Préserver la culture d’une civilisation n’a rien à voir avec le racisme

La polémique née d’un tweet de Nadine Morano à l’encontre de Sibeth Ndiaye n’est pas anecdotique. Par plusieurs aspects, elle est au contraire essentielle. D’abord, elle révèle la stratégie du pouvoir actuel, son orientation et son mode d’action privilégié. La porte-parole gouvernementale n’a pas été choisie par hasard : sa nationalité récente, son style vestimentaire, son registre lexical ont été délibérément choisis pour heurter, pour choquer, pour provoquer.
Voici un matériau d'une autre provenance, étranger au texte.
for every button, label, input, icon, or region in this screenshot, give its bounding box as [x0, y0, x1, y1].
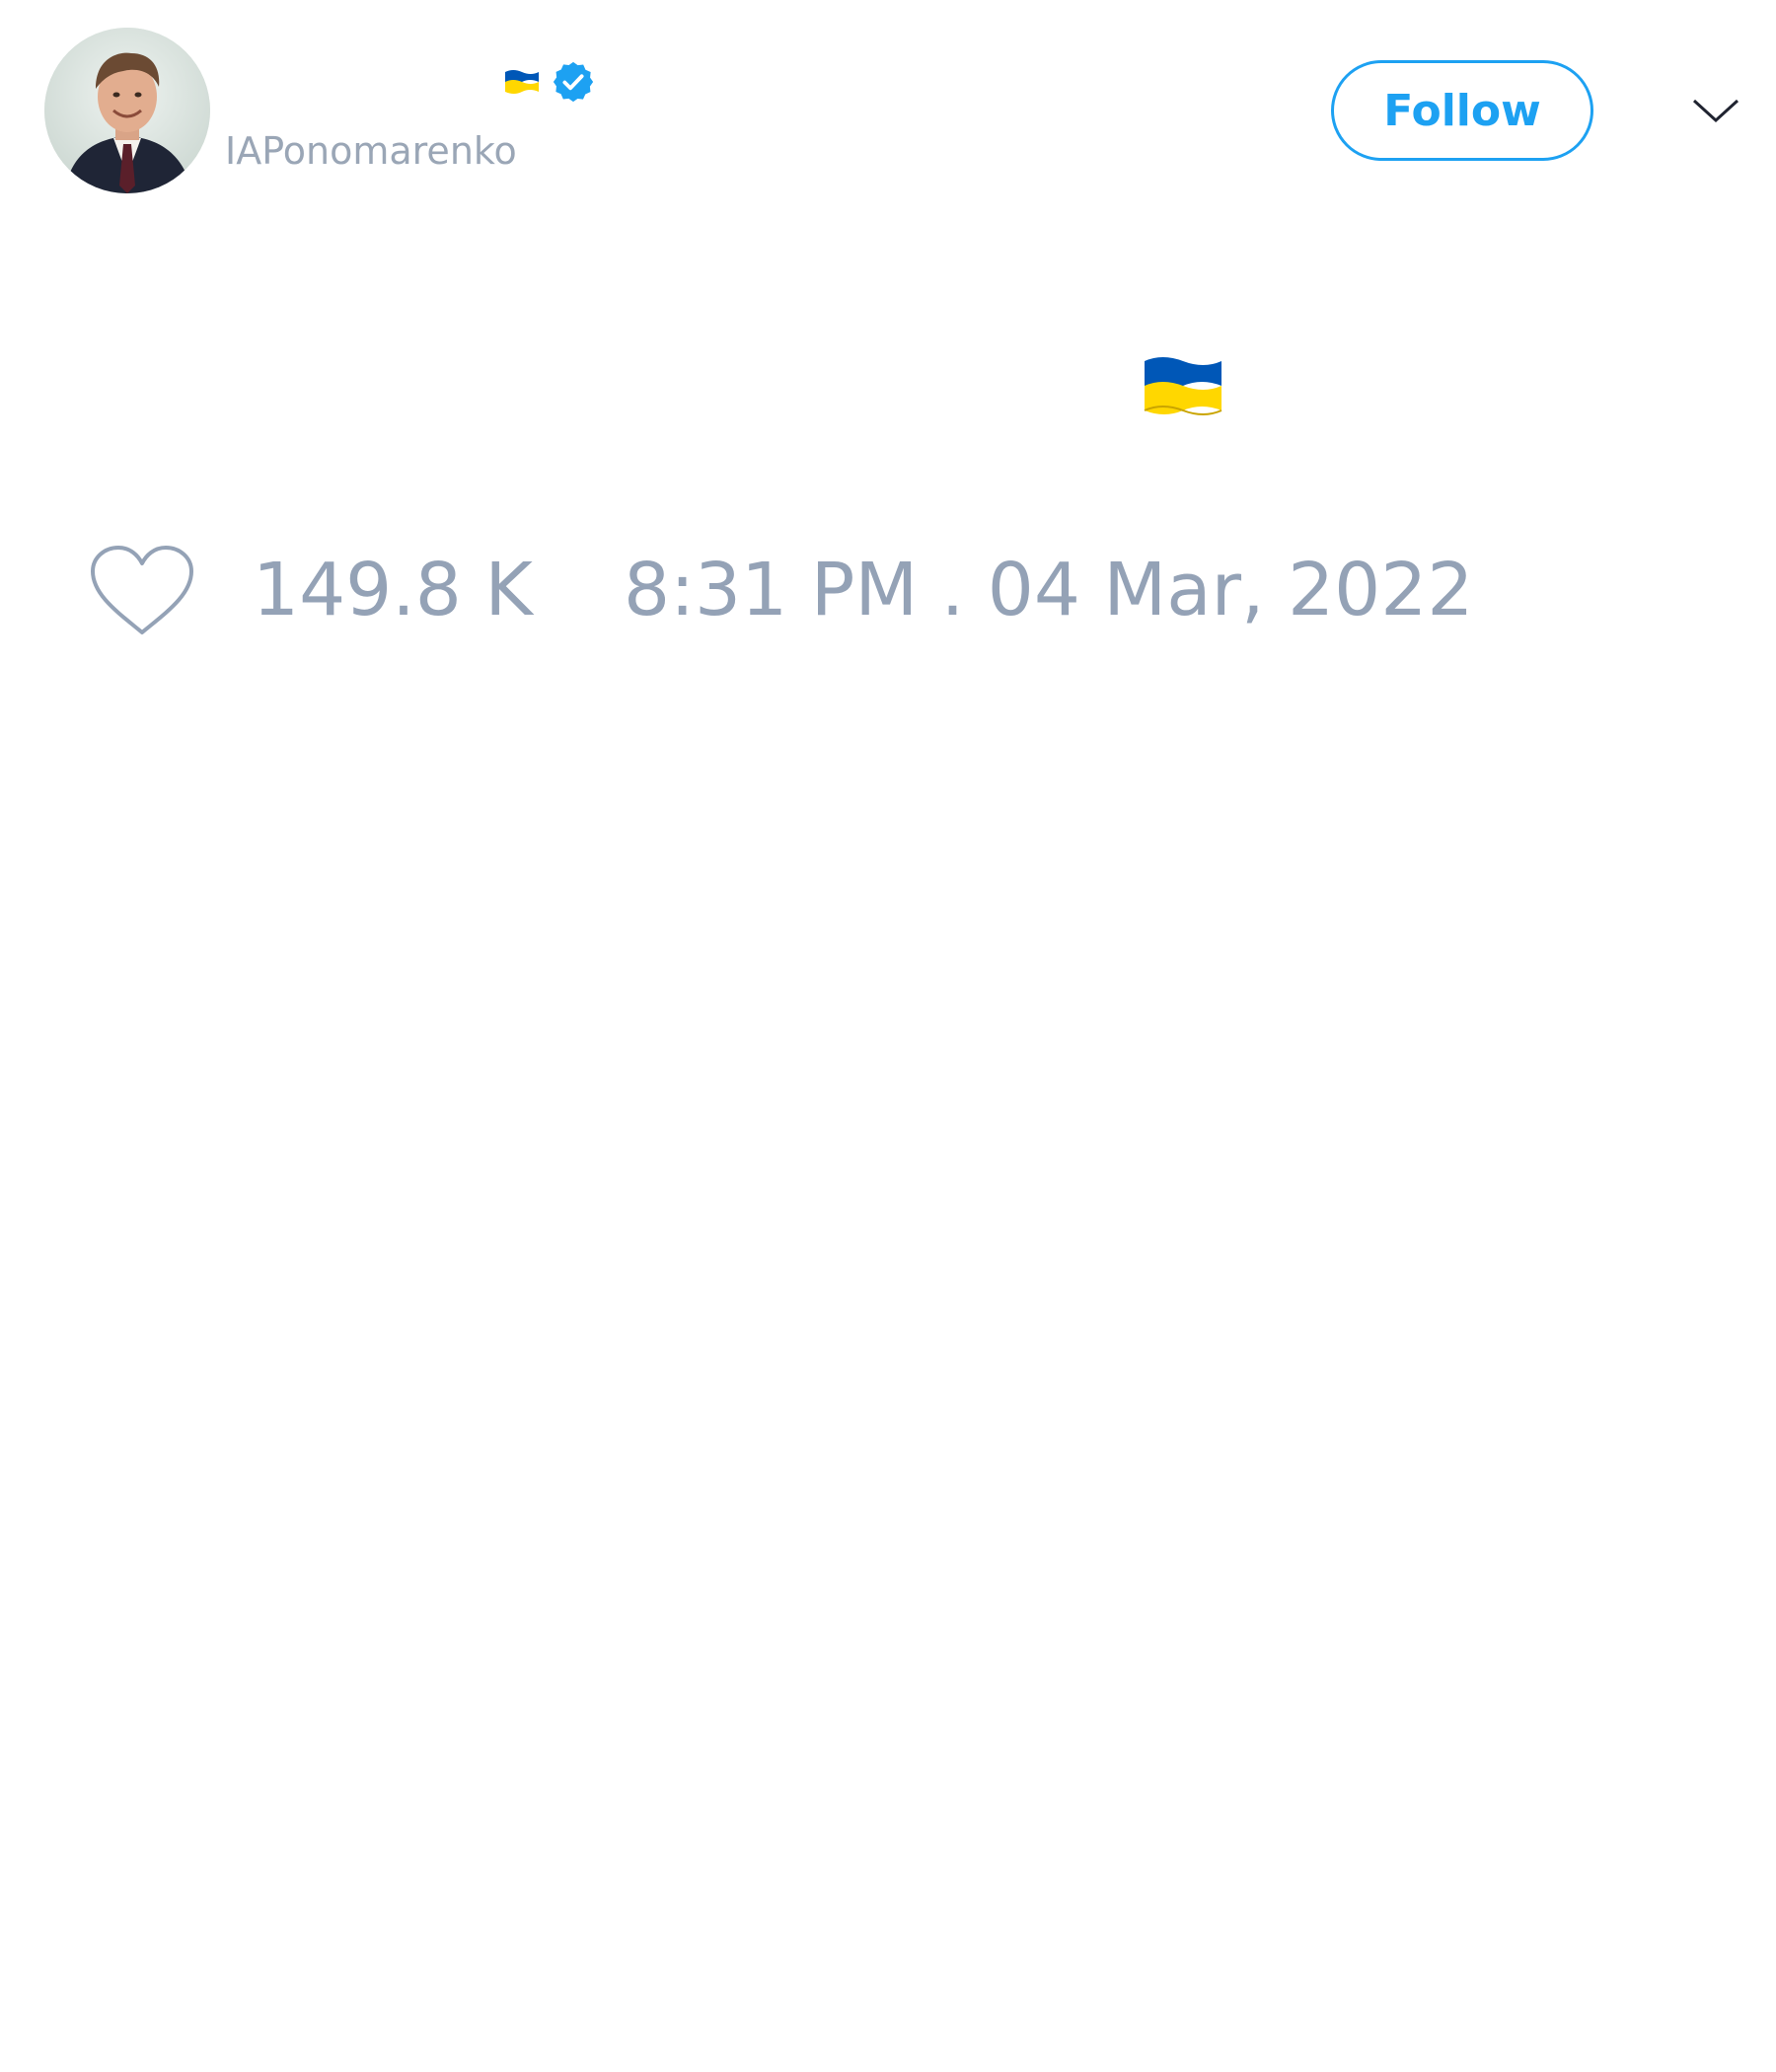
flag-ukraine-icon	[1144, 357, 1222, 415]
follow-button[interactable]: Follow	[1331, 60, 1593, 161]
display-name[interactable]	[503, 57, 596, 107]
like-count: 149.8 K	[253, 548, 533, 632]
tweet-timestamp[interactable]: 8:31 PM . 04 Mar, 2022	[624, 548, 1473, 632]
flag-ukraine-icon	[505, 70, 539, 94]
verified-badge-icon	[553, 61, 594, 103]
avatar-portrait	[44, 28, 210, 193]
author-handle[interactable]: IAPonomarenko	[225, 126, 517, 176]
avatar[interactable]	[44, 28, 210, 193]
chevron-down-icon[interactable]	[1691, 89, 1740, 128]
heart-outline-icon[interactable]	[89, 544, 195, 638]
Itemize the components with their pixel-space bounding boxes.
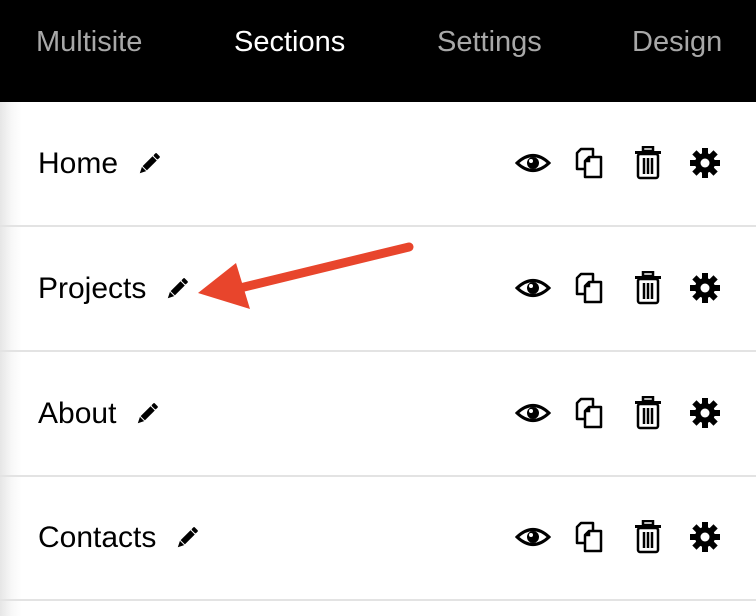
pencil-icon[interactable] xyxy=(135,150,163,178)
trash-icon[interactable] xyxy=(630,146,666,180)
section-title-wrap: Projects xyxy=(38,269,191,309)
gear-icon[interactable] xyxy=(687,396,723,430)
eye-icon[interactable] xyxy=(515,146,551,180)
section-name: Projects xyxy=(38,272,147,305)
section-title-wrap: Contacts xyxy=(38,518,201,558)
pencil-icon[interactable] xyxy=(133,400,161,428)
section-name: Home xyxy=(38,147,119,180)
section-name: Contacts xyxy=(38,521,157,554)
copy-icon[interactable] xyxy=(573,520,609,554)
copy-icon[interactable] xyxy=(573,271,609,305)
pencil-icon[interactable] xyxy=(173,524,201,552)
trash-icon[interactable] xyxy=(630,271,666,305)
tab-design[interactable]: Design xyxy=(632,22,722,62)
eye-icon[interactable] xyxy=(515,271,551,305)
section-title-wrap: Home xyxy=(38,144,163,184)
copy-icon[interactable] xyxy=(573,396,609,430)
section-title-wrap: About xyxy=(38,394,161,434)
copy-icon[interactable] xyxy=(573,146,609,180)
sections-list: Home Projects About Contacts xyxy=(0,102,756,616)
pencil-icon[interactable] xyxy=(163,275,191,303)
eye-icon[interactable] xyxy=(515,396,551,430)
section-row-home: Home xyxy=(0,102,756,227)
section-row-contacts: Contacts xyxy=(0,476,756,601)
tab-sections[interactable]: Sections xyxy=(234,22,345,62)
section-row-about: About xyxy=(0,352,756,477)
gear-icon[interactable] xyxy=(687,146,723,180)
trash-icon[interactable] xyxy=(630,520,666,554)
tab-settings[interactable]: Settings xyxy=(437,22,542,62)
section-row-projects: Projects xyxy=(0,227,756,352)
gear-icon[interactable] xyxy=(687,520,723,554)
eye-icon[interactable] xyxy=(515,520,551,554)
top-nav-bar: Multisite Sections Settings Design xyxy=(0,0,756,102)
section-name: About xyxy=(38,397,117,430)
trash-icon[interactable] xyxy=(630,396,666,430)
tab-multisite[interactable]: Multisite xyxy=(36,22,142,62)
gear-icon[interactable] xyxy=(687,271,723,305)
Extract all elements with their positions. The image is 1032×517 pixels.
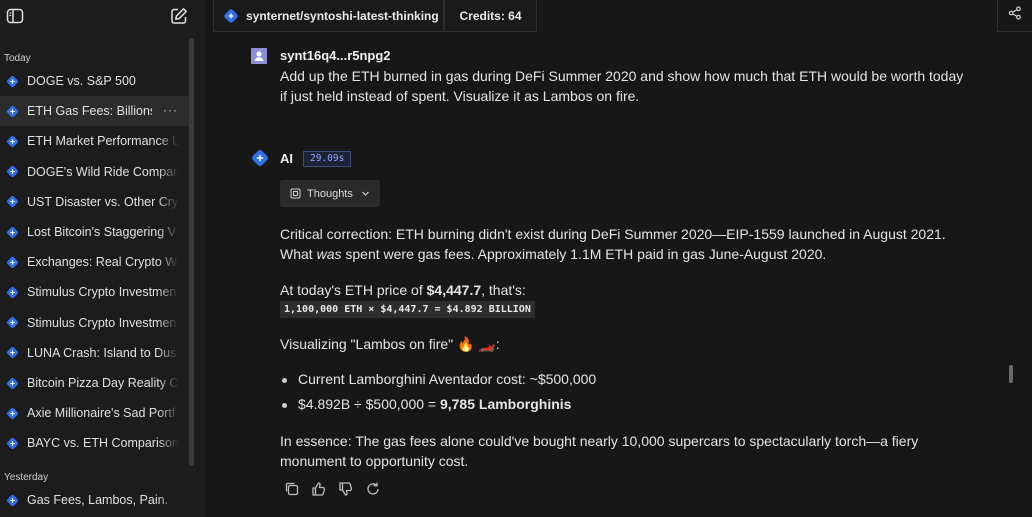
sidebar-chat-label: UST Disaster vs. Other Cry bbox=[27, 194, 179, 209]
chat-logo-icon bbox=[6, 377, 19, 390]
sidebar-chat-label: DOGE's Wild Ride Compari bbox=[27, 164, 179, 179]
chat-logo-icon bbox=[6, 407, 19, 420]
sidebar-chat-item[interactable]: UST Disaster vs. Other Cry bbox=[0, 187, 194, 217]
eth-price: $4,447.7 bbox=[426, 282, 482, 298]
bullet-item-1: Current Lamborghini Aventador cost: ~$50… bbox=[298, 371, 597, 387]
ai-paragraph-1-line-2: What was spent were gas fees. Approximat… bbox=[280, 245, 980, 265]
sidebar-chat-item[interactable]: Axie Millionaire's Sad Portf bbox=[0, 398, 194, 428]
chat-logo-icon bbox=[6, 105, 19, 118]
chat-logo-icon bbox=[6, 286, 19, 299]
chat-logo-icon bbox=[6, 135, 19, 148]
thoughts-label: Thoughts bbox=[307, 187, 353, 200]
sidebar-header bbox=[0, 0, 205, 32]
text-fragment: $4.892B ÷ $500,000 = bbox=[298, 396, 440, 412]
share-button[interactable] bbox=[997, 0, 1032, 32]
bullet-item-2: $4.892B ÷ $500,000 = 9,785 Lamborghinis bbox=[298, 395, 998, 415]
new-chat-icon[interactable] bbox=[170, 7, 188, 25]
brand-logo-icon bbox=[224, 8, 238, 23]
sidebar-chat-item[interactable]: DOGE's Wild Ride Compari bbox=[0, 157, 194, 187]
sidebar-chat-item[interactable]: Gas Fees, Lambos, Pain. bbox=[0, 485, 194, 515]
ai-paragraph-4-line-2: monument to opportunity cost. bbox=[280, 452, 469, 469]
calculation-code: 1,100,000 ETH × $4,447.7 = $4.892 BILLIO… bbox=[280, 301, 535, 318]
text-fragment: At today's ETH price of bbox=[280, 282, 427, 298]
sidebar-chat-item[interactable]: ETH Gas Fees: Billions ··· bbox=[0, 96, 194, 127]
sidebar-chat-item[interactable]: LUNA Crash: Island to Dus bbox=[0, 338, 194, 368]
sidebar-chat-label: Bitcoin Pizza Day Reality C bbox=[27, 376, 179, 390]
sidebar-scrollbar[interactable] bbox=[189, 38, 194, 466]
sidebar-chat-item[interactable]: BAYC vs. ETH Comparison bbox=[0, 428, 194, 458]
sidebar-chat-item[interactable]: Stimulus Crypto Investmen bbox=[0, 308, 194, 338]
chevron-down-icon bbox=[361, 189, 370, 198]
chat-logo-icon bbox=[6, 195, 19, 208]
text-fragment: What bbox=[280, 245, 317, 262]
sidebar-chat-item[interactable]: Exchanges: Real Crypto Wi bbox=[0, 247, 194, 277]
text-fragment: , that's: bbox=[481, 282, 526, 298]
sidebar-chat-label: Exchanges: Real Crypto Wi bbox=[27, 255, 179, 270]
ai-paragraph-1: Critical correction: ETH burning didn't … bbox=[280, 225, 980, 264]
sidebar-chat-item[interactable]: Bitcoin Pizza Day Reality C bbox=[0, 368, 194, 398]
sidebar-chat-item[interactable]: Stimulus Crypto Investmen bbox=[0, 277, 194, 307]
copy-icon[interactable] bbox=[283, 480, 301, 498]
thoughts-icon bbox=[290, 188, 301, 199]
chat-logo-icon bbox=[6, 346, 19, 359]
lambo-count: 9,785 Lamborghinis bbox=[439, 396, 572, 412]
section-yesterday: Yesterday bbox=[4, 472, 49, 483]
chat-logo-icon bbox=[6, 494, 19, 507]
chat-logo-icon bbox=[6, 75, 19, 88]
ai-avatar-icon bbox=[251, 149, 269, 172]
sidebar-chat-label: ETH Gas Fees: Billions bbox=[27, 104, 152, 119]
repo-name: synternet/syntoshi-latest-thinking bbox=[246, 8, 439, 23]
chat-logo-icon bbox=[6, 437, 19, 450]
chat-scrollbar[interactable] bbox=[1009, 365, 1013, 383]
ai-paragraph-4-line-1: In essence: The gas fees alone could've … bbox=[280, 433, 919, 449]
sidebar-chat-label: Stimulus Crypto Investmen bbox=[27, 285, 177, 300]
bullet-dot bbox=[282, 403, 287, 408]
user-name: synt16q4...r5npg2 bbox=[280, 48, 391, 63]
sidebar-chat-item[interactable]: DOGE vs. S&P 500 bbox=[0, 66, 194, 96]
sidebar-chat-label: Stimulus Crypto Investmen bbox=[27, 315, 177, 330]
chat-logo-icon bbox=[6, 256, 19, 269]
text-fragment: spent were gas fees. Approximately 1.1M … bbox=[341, 245, 827, 262]
sidebar-chat-label: DOGE vs. S&P 500 bbox=[27, 74, 136, 88]
sidebar-chat-label: ETH Market Performance U bbox=[27, 134, 179, 149]
user-message-text: Add up the ETH burned in gas during DeFi… bbox=[280, 68, 964, 104]
emphasis-text: was bbox=[316, 245, 342, 262]
sidebar-chat-label: LUNA Crash: Island to Dus bbox=[27, 345, 177, 360]
sidebar-chat-item[interactable]: Lost Bitcoin's Staggering V bbox=[0, 217, 194, 247]
sidebar-chat-label: Gas Fees, Lambos, Pain. bbox=[27, 493, 169, 507]
thumbs-up-icon[interactable] bbox=[310, 480, 328, 498]
more-options-icon[interactable]: ··· bbox=[163, 103, 178, 117]
ai-name: AI bbox=[280, 151, 293, 166]
credits-text: Credits: 64 bbox=[459, 8, 522, 23]
sidebar-chat-item[interactable]: ETH Market Performance U bbox=[0, 126, 194, 156]
credits-badge: Credits: 64 bbox=[444, 0, 537, 32]
sidebar: Today DOGE vs. S&P 500 ETH Gas Fees: Bill… bbox=[0, 0, 205, 517]
thoughts-toggle-button[interactable]: Thoughts bbox=[280, 180, 380, 207]
thumbs-down-icon[interactable] bbox=[337, 480, 355, 498]
ai-paragraph-2: At today's ETH price of $4,447.7, that's… bbox=[280, 281, 980, 301]
sidebar-chat-label: BAYC vs. ETH Comparison bbox=[27, 436, 179, 451]
section-today: Today bbox=[4, 53, 31, 64]
user-avatar bbox=[251, 48, 267, 69]
sidebar-chat-label: Lost Bitcoin's Staggering V bbox=[27, 225, 176, 239]
topbar: synternet/syntoshi-latest-thinking Credi… bbox=[205, 0, 1032, 32]
ai-paragraph-1-line-1: Critical correction: ETH burning didn't … bbox=[280, 226, 946, 242]
sidebar-chat-label: Axie Millionaire's Sad Portf bbox=[27, 406, 176, 421]
response-time-badge: 29.09s bbox=[303, 151, 352, 167]
repo-selector[interactable]: synternet/syntoshi-latest-thinking bbox=[213, 0, 444, 32]
toggle-sidebar-icon[interactable] bbox=[6, 7, 24, 25]
chat-logo-icon bbox=[6, 226, 19, 239]
chat-logo-icon bbox=[6, 316, 19, 329]
bullet-dot bbox=[282, 378, 287, 383]
chat-logo-icon bbox=[6, 165, 19, 178]
ai-paragraph-4: In essence: The gas fees alone could've … bbox=[280, 432, 980, 471]
regenerate-icon[interactable] bbox=[364, 480, 382, 498]
ai-paragraph-3: Visualizing "Lambos on fire" 🔥 🏎️: bbox=[280, 336, 500, 352]
share-icon bbox=[1008, 6, 1022, 25]
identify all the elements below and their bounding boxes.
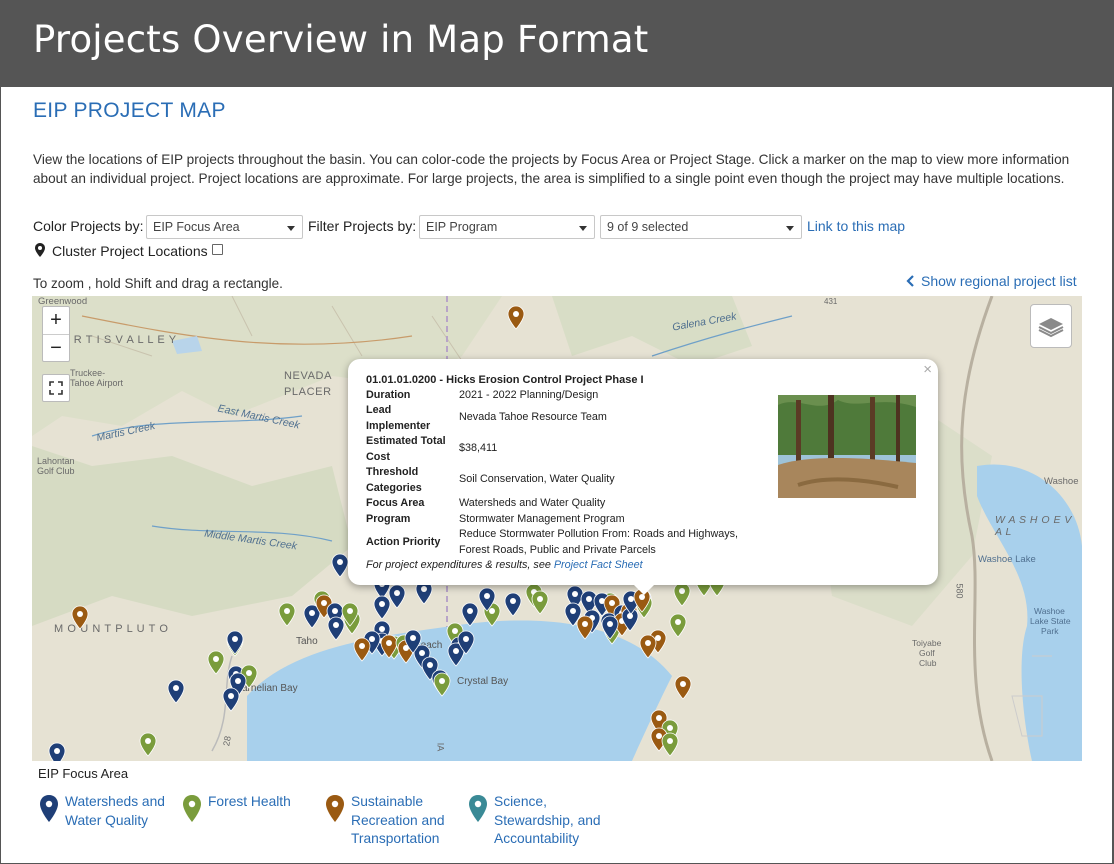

Le but est toujours le même : susciter des réactions qui seront ensuite stigmatisées parce qu’elles seront qualifiées de racistes.

Le simple bon sens de n’importe quel citoyen français lui suggère qu’une personne chargée de synthétiser un Conseil des ministres doit être représentative de celui-ci et, en fait, de la France. Mme Ddiaye ne l’est évidemment pas, et ne cherche pas à l’être. Bien au contraire. La critique de ses tenues est parfaitement légitime. Celle de son expression ne l’est pas moins. Cette Franco-Sénégalaise est issue de l’oligarchie de son pays d’origine. On doit y être davantage habitué au homard qu’au kebab. Le choix du « kebab » pour illustrer la nourriture de base du Français n’est donc pas la signature d’une appartenance communautaire mais une manœuvre pour dresser deux France l’une contre l’autre : celle de l’avenir, jeune, ouverte, issue de plus en plus de l’immigration, et celle du passé, qu’on titille ainsi pour qu’elle réagisse – ce que Nadine Morano n’a pas manqué de faire.

Le piège a fonctionné : ceux qui n’aiment pas Sibeth Ndiaye ne la supportent pas parce qu’elle est noire. Ils sont racistes et, en fait, se situent dans l’un des deux camps qui doivent résumer toute la politique nationale selon le pouvoir actuel : Macron ou Mme Le Pen. Par son tweet, Nadine Morano est dans le second ! La manière dont Sibeth Ndiaye lui répond est pleine d’enseignements. Cette fois, le langage est soutenu, mais on y perçoit aussitôt les « tics » verbaux des militants antiracistes : la dévaluation de l’adversaire non par des arguments mais par des associations dépréciatives, comme les heures sombres de l’Histoire, les odeurs nauséabondes. Ici, ce sera la fange, la version châtiée de la boue ou de la merde. La porte-parole dit qu’il faut élever le débat. En l’occurrence, elle ne rehausse que son expression mais abaisse, du même coup, le débat en se dévoilant militante de choc, ce qui n’est nullement son rôle.

Le terme de « fange » jeté à la figure de Nadine Morano est infiniment plus insultant que les propos de cette dernière à l’encontre de Mme Ndiaye. Le tweet de la députée européenne était entièrement justifié : les vêtements excentriques, notamment un pantalon façon « peau de tigre », y sont qualifiés de « tenue de cirque ».

Car, en second lieu, la polémique a fait apparaître le véritable problème qui est celui de la confusion entretenue avec succès par la gauche idéologique, toujours au pouvoir, au gouvernement comme dans les médias complices, entre race et culture. Il s’agit de faire passer toute défense de l’identité culturelle pour du racisme. Si la hiérarchie des hommes en fonction de leur couleur ou de la forme de leur boîte cranienne, c’est du racisme que rien ne vient justifier, ni scientifiquement, ni moralement, en revanche, l’idée que la culture d’une civilisation, d’une nation doive être préservée n’a rien à voir avec le racisme.